The Attention-Seeking Factor: “Look at Me, Not the Pandemic”
Narcissists crave attention. They thrive on being the center of the universe. But during a global crisis, suddenly, all the attention is on something other than them—science, healthcare workers, and collective well-being. And they hate that.
So, how do narcissists bring the spotlight back to themselves? By rebelling against the very thing that’s stealing their thunder. You’ve probably seen them:
- The influencer throwing mask-free parties and posting it online.
- The business owner making dramatic speeches about how lockdowns are an attack on their freedom.
- The person who claims COVID is a hoax just to stir controversy.
By going against the grain, narcissists ensure they remain relevant in the conversation. Negative attention is still attention, after all.
Entitlement: “I Deserve Special Treatment”
Narcissists don’t just want special treatment—they expect it. The idea that they should have to follow the same restrictions as everyone else? Unthinkable.
This is why you see narcissistic behaviors like:
- Cutting in line for vaccines before their turn.
- Throwing tantrums when denied entry for not wearing a mask.
- Demanding that stores make exceptions for them.
To a narcissist, rules are obstacles that get in the way of their wants. They view restrictions as personal attacks rather than necessary precautions.
Denial and Delusions: “This Isn't Real”
Narcissists live in a world where they control the narrative. If reality doesn’t fit their version of events, they simply rewrite it.
During the pandemic, this meant:
- Denying the severity of the virus.
- Spreading conspiracy theories to justify their actions.
- Claiming that everyone was “overreacting” while people were dying.

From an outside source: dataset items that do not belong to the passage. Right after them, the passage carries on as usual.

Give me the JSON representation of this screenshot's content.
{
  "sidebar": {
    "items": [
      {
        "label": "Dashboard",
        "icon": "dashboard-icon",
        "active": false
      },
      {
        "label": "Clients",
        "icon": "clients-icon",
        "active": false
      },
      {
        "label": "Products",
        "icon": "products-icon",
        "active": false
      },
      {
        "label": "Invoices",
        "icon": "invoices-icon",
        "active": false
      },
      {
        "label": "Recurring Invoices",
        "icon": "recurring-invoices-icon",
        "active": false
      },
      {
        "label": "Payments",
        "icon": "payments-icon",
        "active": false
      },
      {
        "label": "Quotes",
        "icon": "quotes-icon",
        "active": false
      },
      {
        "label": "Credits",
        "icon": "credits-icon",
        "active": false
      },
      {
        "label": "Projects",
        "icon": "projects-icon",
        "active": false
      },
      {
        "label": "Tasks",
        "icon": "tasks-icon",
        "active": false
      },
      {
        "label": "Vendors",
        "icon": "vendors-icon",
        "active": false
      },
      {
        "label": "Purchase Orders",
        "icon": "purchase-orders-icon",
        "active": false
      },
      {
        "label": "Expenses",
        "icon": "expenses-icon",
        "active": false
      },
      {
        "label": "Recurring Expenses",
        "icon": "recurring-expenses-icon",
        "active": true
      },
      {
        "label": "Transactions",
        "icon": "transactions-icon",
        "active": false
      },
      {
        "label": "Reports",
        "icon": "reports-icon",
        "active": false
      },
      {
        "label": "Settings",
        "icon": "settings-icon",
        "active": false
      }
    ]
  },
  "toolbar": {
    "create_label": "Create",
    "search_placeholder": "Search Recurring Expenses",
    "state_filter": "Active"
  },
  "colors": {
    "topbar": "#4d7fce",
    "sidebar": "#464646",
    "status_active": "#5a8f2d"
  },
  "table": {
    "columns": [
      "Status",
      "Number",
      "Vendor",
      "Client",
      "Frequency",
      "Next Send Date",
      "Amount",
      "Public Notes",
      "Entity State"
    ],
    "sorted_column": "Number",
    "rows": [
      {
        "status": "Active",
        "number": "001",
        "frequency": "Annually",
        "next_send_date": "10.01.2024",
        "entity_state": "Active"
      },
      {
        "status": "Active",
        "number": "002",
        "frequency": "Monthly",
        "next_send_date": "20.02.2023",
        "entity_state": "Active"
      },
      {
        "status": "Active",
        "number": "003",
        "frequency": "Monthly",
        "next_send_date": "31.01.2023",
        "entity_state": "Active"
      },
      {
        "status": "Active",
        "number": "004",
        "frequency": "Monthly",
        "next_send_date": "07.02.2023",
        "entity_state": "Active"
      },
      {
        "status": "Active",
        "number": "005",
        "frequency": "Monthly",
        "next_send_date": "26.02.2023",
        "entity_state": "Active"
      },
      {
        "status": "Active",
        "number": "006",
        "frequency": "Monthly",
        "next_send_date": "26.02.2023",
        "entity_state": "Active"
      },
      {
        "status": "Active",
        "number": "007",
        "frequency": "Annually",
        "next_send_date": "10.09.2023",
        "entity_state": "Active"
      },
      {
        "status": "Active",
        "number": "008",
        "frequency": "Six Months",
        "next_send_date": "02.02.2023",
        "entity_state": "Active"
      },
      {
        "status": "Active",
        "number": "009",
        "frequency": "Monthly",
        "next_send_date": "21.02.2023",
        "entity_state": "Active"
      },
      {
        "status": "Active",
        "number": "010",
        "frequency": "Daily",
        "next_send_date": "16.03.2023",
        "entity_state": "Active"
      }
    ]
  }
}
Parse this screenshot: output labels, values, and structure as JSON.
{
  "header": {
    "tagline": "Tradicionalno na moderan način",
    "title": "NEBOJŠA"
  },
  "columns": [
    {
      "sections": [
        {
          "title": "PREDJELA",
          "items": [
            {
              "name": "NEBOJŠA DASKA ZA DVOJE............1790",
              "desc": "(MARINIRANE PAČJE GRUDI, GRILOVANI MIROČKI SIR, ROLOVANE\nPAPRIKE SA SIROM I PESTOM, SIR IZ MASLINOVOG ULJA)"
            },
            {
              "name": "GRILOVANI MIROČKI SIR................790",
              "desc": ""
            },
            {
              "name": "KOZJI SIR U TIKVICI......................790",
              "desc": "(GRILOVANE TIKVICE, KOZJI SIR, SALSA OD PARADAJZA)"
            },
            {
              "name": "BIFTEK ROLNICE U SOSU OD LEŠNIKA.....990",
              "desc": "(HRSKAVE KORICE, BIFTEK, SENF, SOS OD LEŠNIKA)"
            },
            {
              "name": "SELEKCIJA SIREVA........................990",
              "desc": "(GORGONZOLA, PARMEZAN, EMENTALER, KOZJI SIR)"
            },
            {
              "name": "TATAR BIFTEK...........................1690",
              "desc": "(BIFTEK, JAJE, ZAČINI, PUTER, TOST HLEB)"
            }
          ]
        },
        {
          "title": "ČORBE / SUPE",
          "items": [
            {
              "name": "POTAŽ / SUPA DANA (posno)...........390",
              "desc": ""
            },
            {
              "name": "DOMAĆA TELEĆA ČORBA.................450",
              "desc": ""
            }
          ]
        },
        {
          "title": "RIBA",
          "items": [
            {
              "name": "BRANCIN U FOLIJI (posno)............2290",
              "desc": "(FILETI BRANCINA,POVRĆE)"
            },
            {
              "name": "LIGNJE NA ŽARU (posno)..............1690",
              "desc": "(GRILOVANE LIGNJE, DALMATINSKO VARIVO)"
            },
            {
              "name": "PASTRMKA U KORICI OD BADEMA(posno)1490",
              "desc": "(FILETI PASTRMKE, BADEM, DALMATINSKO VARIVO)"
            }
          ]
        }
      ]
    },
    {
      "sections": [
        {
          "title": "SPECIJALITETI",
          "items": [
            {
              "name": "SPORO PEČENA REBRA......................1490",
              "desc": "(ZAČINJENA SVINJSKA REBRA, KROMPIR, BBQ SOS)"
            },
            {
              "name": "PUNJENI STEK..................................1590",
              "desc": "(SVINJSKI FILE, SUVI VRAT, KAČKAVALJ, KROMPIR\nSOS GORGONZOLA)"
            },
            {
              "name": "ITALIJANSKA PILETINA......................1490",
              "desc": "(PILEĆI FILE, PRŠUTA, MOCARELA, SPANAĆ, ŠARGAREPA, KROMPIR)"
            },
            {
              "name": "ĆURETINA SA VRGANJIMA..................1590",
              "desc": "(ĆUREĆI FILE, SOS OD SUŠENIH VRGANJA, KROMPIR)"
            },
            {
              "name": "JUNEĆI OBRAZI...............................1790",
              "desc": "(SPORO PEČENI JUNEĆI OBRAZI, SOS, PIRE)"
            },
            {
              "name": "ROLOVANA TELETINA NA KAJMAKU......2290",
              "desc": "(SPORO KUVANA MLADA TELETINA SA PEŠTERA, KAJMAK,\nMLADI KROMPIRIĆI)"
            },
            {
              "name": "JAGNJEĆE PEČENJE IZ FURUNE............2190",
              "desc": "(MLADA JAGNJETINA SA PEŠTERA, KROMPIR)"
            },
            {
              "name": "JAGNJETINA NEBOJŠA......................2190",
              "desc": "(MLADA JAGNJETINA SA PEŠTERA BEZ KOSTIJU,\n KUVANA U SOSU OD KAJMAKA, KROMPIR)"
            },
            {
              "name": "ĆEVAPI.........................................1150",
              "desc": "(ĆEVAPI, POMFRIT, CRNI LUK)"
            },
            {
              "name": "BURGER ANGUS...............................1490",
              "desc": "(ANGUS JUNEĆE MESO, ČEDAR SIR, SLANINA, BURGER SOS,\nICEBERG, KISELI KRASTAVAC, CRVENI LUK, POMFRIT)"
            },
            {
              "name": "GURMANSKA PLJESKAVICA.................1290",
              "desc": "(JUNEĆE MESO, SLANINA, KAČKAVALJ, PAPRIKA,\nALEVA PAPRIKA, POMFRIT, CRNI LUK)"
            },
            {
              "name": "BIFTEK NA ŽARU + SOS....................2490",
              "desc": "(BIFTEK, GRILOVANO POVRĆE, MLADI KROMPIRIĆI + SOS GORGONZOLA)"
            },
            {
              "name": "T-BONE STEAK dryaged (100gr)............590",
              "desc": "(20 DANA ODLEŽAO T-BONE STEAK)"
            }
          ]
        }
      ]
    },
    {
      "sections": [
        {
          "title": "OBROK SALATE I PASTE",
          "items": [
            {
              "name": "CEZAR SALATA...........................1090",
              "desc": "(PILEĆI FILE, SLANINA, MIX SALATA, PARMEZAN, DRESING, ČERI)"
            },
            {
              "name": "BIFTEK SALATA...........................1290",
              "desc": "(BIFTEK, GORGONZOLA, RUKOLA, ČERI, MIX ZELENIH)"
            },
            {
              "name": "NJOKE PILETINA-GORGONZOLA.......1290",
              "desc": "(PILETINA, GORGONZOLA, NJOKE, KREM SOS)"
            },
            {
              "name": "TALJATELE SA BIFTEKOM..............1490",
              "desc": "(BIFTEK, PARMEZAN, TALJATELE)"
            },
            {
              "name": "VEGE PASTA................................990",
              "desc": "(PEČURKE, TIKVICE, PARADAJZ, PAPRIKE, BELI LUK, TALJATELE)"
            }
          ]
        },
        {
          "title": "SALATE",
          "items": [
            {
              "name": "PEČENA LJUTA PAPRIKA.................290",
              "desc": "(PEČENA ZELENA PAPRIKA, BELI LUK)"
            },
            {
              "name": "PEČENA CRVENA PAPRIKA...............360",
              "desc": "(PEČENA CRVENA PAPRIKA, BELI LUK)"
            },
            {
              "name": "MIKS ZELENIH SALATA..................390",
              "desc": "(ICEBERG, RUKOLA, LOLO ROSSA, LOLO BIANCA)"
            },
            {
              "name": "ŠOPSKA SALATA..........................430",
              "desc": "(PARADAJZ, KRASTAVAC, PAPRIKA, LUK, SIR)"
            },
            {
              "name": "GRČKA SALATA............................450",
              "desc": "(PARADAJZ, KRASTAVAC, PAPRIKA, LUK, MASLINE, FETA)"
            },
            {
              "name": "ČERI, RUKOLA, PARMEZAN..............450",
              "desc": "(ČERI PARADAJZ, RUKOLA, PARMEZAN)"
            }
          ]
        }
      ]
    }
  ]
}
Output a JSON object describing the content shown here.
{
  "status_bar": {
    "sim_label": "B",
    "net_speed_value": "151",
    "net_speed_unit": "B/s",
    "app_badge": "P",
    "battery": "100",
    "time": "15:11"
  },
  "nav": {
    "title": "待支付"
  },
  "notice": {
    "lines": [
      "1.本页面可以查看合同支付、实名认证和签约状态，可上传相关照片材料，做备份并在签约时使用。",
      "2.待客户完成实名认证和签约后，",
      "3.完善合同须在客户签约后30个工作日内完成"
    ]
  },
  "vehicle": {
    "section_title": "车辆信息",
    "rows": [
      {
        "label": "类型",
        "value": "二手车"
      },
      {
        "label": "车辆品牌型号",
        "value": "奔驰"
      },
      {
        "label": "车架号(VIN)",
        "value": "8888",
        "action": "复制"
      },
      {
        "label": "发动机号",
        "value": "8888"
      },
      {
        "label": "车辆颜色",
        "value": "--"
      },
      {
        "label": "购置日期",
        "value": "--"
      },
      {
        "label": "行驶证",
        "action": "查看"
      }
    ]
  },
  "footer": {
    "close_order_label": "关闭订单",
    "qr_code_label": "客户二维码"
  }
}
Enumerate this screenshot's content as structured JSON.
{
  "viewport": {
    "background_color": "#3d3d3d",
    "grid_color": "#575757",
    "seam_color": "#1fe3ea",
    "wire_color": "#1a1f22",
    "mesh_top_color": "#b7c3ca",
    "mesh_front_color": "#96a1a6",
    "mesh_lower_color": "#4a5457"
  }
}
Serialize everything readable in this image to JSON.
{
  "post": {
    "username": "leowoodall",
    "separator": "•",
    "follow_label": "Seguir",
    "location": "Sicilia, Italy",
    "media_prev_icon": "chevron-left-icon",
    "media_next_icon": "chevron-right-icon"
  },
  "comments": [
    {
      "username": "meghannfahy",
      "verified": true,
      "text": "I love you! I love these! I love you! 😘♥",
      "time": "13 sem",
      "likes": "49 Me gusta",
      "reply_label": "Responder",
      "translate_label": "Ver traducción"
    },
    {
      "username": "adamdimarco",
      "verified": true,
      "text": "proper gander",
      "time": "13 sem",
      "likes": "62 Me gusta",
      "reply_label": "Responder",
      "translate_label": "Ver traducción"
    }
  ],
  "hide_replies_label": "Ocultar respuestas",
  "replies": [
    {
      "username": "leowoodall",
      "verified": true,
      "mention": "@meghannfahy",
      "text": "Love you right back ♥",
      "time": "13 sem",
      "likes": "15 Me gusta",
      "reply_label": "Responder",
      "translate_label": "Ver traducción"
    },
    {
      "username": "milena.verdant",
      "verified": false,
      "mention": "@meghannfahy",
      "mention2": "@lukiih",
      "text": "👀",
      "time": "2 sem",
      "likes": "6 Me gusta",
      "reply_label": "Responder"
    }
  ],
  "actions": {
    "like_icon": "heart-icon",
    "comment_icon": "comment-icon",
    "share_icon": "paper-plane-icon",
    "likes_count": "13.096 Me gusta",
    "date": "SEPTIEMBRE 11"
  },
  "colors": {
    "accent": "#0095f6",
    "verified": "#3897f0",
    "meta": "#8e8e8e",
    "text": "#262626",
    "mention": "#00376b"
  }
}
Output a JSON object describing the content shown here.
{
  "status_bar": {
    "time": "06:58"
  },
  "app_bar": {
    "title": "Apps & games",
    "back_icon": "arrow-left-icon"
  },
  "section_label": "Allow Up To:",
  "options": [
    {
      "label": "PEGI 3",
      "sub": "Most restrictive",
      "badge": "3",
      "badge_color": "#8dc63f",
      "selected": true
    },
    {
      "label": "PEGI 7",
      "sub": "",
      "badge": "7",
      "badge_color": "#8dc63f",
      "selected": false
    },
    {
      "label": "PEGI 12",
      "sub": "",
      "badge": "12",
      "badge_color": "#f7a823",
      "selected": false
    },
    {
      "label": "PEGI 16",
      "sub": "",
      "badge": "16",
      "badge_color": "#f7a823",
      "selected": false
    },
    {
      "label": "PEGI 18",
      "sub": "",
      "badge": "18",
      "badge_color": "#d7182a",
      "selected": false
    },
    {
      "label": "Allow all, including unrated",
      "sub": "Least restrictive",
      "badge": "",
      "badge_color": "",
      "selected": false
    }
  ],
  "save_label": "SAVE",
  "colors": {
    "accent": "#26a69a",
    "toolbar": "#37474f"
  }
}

For a narcissist, admitting that a crisis is bigger than them is terrifying. It shatters their illusion of control and superiority. So instead, they cling to delusions that allow them to maintain their self-image.
The Grandiose Need for Control
Another reason narcissists hate social distancing? It takes away their sense of control.
- They can’t control when businesses are open.
- They can’t control how others behave.
- They can’t control the fact that a microscopic virus doesn’t care about their ego.
For someone obsessed with power, this is a nightmare. To regain control, they lash out, rebel, and try to manipulate the situation to suit their needs.
What Can You Do About It?
So, how do you handle narcissists who refuse to follow social distancing rules? Here are a few strategies:
1. Don’t Engage in Arguments
Trying to reason with a narcissist is like talking to a brick wall—except the brick wall also thinks it’s smarter than you. Instead of arguing, set firm boundaries and remove yourself from their drama.
2. Protect Yourself
If you know someone who refuses to follow health guidelines, don’t take unnecessary risks to accommodate them. Your well-being comes first.
3. Avoid Enabling Behavior
Don’t reward their defiance by giving them attention. Narcissists thrive on reactions, so the less energy you give them, the less power they have.
4. Call Out Their Behavior (When Necessary)
If a narcissist’s actions put others at risk, it’s okay to speak up. Just be prepared for backlash—narcissists hate being challenged.
Final Thoughts: Why This Matters Beyond the Pandemic
While social distancing may no longer be a major issue, the behavior we saw during the pandemic was a wake-up call about narcissism in society.
- The entitlement.
- The lack of empathy.
- The desperate need for control.
These traits don’t just show up in crises—they’re present in workplaces, relationships, and politics. Recognizing narcissistic behavior isn’t just about surviving a pandemic—it’s about understanding who we share our world with and how to navigate their presence.